Enhanced NO2 sensing performance based on Au nanocluster functionalized Co3O4 nanospheres

P-type spinel cobalt oxide (Co3O4) is widely used in the design and manufacture of chemical-resistant gas sensors due to its large specific surface area and high oxygen content. However, most current p-type Co3O4-based sensors exhibit weaknesses in gas susceptibility and high working temperature towards NO2 detection. In this work, we report a highly sensitive NO2 gas sensor based on Au-functionalized Co3O4 nanospheres. The Co3O4 nanospheres were fabricated by a hydrothermal method and then acted as a precursor for loading Au nanoclusters using glutathione (GSH) as a reducing reagent to obtain the composite material. The characterization results demonstrate that the introduction of Au doping significantly improved the chemical bonding state and microstructure of the composite material's surface.
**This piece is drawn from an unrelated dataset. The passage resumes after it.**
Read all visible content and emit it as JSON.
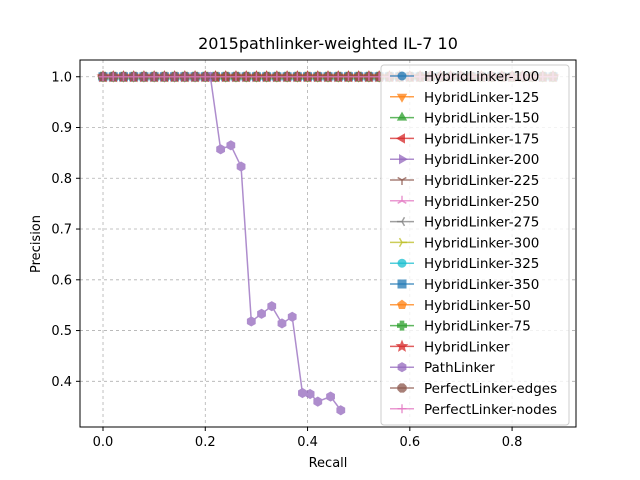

Compared to a pure Co3O4 sensor, the Au/Co3O4 nanohybrid with a weight percentage of 0.25% exhibited the highest response of 23.6 towards 20 ppm NO2 at 120 degree celsius. Further investigation indicates that it also has good humidity resistance, preferable repeatablity and adequate linearity. The gas sensing performance can be predominantly attributed to the spherical structure of the composite materials, modulation of the nano-Schottky junction, and the special chemical properties of Au nanoclusters.

Automated summary

A highly sensitive NO2 gas sensor based on Au-functionalized Co3O4 nanospheres is reported in this work. The Co3O4 nanospheres were fabricated by a hydrothermal method and loaded with Au nanoclusters using glutathione as a reducing reagent. The introduction of Au doping significantly improved the chemical bonding state and microstructure of the composite material's surface. The Au/Co3O4 nanohybrid exhibited a high response towards NO2 at a specific temperature, as well as good humidity resistance, repeatability, and linearity.